Jun Neri, lead economist at Bank of Philippine Islands, raised concerns over Marcos’ plan. "His economic team should check the risks of revenue erosion first. Credit rating agencies are watching these carefully," Neri said in a Viber message.
For Leonardo Lanzona, an economist at Ateneo De Manila University, the plan to give tax relief would only work if these businesses are still alive in the first place. "Since a lot of these MSMEs have closed, there are no taxes to collect," Lanzona said.
At a press briefing also on Thursday, Benjamin Diokno, who would cut short his stint as central bank governor to become Marcos’ finance chief, said it is still too early to tell if there’s a need to collect new taxes or raise existing ones.
Diokno also said he would retain most undersecretaries at the DOF and National Treasurer Rosalia De Leon to ensure policy continuity.
“My own sense is that our tax system is stronger than the tax system we inherited from the previous administration. This government (Duterte administration) has done a lot of reforms. I’m not saying it’s perfect, there are areas we can improve upon but to me the focus should be on tax administration,” he said.
As of first quarter, state obligations as a share of gross domestic product already stood at 63.5% -- breaching the 60% threshold deemed manageable by international debt watchers. It was also the highest debt-to-GDP level since 2005, the year when the Arroyo administration introduced the expanded value-added tax (EVAT) to trim high foreign debts at the time.

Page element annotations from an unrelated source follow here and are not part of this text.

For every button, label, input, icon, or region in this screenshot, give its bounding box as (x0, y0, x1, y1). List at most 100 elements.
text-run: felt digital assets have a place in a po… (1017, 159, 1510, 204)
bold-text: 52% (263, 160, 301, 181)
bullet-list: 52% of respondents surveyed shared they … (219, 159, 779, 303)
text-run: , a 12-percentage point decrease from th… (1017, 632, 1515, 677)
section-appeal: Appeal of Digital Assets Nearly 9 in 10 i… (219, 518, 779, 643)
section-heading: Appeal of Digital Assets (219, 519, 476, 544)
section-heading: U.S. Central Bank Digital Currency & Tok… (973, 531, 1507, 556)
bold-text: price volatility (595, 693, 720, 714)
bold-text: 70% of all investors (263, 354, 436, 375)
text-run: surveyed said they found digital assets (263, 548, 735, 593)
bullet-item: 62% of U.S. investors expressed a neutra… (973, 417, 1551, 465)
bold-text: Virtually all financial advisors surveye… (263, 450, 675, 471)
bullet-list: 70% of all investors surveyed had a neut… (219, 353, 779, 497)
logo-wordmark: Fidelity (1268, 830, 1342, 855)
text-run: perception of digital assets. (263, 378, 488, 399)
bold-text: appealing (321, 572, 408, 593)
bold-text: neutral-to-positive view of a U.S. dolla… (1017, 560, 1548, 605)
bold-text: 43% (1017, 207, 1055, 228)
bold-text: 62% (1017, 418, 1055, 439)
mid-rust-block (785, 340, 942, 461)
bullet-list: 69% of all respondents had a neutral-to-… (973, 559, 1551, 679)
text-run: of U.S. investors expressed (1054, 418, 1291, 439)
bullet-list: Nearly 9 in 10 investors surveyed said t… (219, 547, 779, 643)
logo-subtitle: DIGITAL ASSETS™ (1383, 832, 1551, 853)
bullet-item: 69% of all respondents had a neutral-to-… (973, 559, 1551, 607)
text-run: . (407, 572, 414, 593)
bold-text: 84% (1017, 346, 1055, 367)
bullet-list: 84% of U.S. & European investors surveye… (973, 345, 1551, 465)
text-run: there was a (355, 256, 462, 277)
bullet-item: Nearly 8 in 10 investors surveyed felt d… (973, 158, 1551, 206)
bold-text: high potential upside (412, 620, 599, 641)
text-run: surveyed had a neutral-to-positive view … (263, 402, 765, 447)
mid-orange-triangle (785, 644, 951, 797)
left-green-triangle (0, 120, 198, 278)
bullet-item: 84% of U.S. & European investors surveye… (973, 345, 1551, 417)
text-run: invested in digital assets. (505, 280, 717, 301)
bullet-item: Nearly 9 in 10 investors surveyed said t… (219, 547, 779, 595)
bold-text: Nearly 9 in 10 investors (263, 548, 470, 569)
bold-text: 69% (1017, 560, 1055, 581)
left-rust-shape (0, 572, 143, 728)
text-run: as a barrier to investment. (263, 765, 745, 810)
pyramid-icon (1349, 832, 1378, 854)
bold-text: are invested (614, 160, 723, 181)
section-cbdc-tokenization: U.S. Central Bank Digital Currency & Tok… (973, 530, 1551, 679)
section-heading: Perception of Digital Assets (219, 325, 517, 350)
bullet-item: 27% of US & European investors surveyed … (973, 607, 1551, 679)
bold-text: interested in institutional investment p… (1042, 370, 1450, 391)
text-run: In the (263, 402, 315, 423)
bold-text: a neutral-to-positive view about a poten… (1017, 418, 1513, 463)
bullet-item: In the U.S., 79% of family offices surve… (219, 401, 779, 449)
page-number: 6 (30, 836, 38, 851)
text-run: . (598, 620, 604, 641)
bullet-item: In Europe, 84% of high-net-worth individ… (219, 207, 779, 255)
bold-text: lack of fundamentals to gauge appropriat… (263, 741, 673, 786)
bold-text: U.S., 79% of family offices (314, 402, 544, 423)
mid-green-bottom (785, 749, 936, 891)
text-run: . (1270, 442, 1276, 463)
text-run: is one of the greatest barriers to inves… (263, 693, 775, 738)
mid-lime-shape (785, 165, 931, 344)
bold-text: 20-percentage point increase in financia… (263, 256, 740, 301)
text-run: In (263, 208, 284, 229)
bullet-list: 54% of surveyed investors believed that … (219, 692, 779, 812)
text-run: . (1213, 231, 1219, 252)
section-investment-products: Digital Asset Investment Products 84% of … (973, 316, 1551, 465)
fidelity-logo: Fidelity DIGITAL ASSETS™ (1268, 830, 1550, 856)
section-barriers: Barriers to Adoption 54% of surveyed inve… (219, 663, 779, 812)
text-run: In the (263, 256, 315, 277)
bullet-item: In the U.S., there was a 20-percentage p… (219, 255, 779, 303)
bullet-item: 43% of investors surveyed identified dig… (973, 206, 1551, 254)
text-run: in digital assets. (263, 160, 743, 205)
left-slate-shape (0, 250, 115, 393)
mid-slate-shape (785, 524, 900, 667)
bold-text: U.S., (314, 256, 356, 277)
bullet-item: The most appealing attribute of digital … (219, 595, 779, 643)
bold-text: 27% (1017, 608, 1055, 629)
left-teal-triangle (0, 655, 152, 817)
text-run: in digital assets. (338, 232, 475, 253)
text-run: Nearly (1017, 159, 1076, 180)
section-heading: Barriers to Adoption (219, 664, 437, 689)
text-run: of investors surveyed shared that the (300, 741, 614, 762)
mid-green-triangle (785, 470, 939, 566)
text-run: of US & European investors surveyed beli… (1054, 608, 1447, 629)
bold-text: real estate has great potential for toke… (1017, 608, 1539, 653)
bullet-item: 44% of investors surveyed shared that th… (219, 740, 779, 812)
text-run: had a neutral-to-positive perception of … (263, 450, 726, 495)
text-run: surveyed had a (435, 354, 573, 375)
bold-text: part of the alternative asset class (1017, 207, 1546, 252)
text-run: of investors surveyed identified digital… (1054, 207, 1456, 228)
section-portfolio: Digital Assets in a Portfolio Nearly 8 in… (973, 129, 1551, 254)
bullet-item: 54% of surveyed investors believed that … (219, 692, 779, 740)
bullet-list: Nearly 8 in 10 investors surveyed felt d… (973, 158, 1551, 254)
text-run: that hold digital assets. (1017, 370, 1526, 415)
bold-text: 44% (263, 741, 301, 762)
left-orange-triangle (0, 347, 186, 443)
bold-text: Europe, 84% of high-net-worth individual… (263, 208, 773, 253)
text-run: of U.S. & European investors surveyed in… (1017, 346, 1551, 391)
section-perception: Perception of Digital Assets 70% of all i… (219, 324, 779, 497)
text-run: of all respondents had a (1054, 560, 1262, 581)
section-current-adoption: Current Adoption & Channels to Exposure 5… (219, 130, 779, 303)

For Diokno, the government can grow out of its debts if the economy could sustain a 6-7% growth in the next years.
“That said, it is important that I look at the sustainability of the debt. Of course, that is to assure everybody — domestic audience and our international credit watchers — that we’re serious about consolidating our fiscal resources so that we’re able to reduce our debt and deficit to GDP ratio over time,” he added.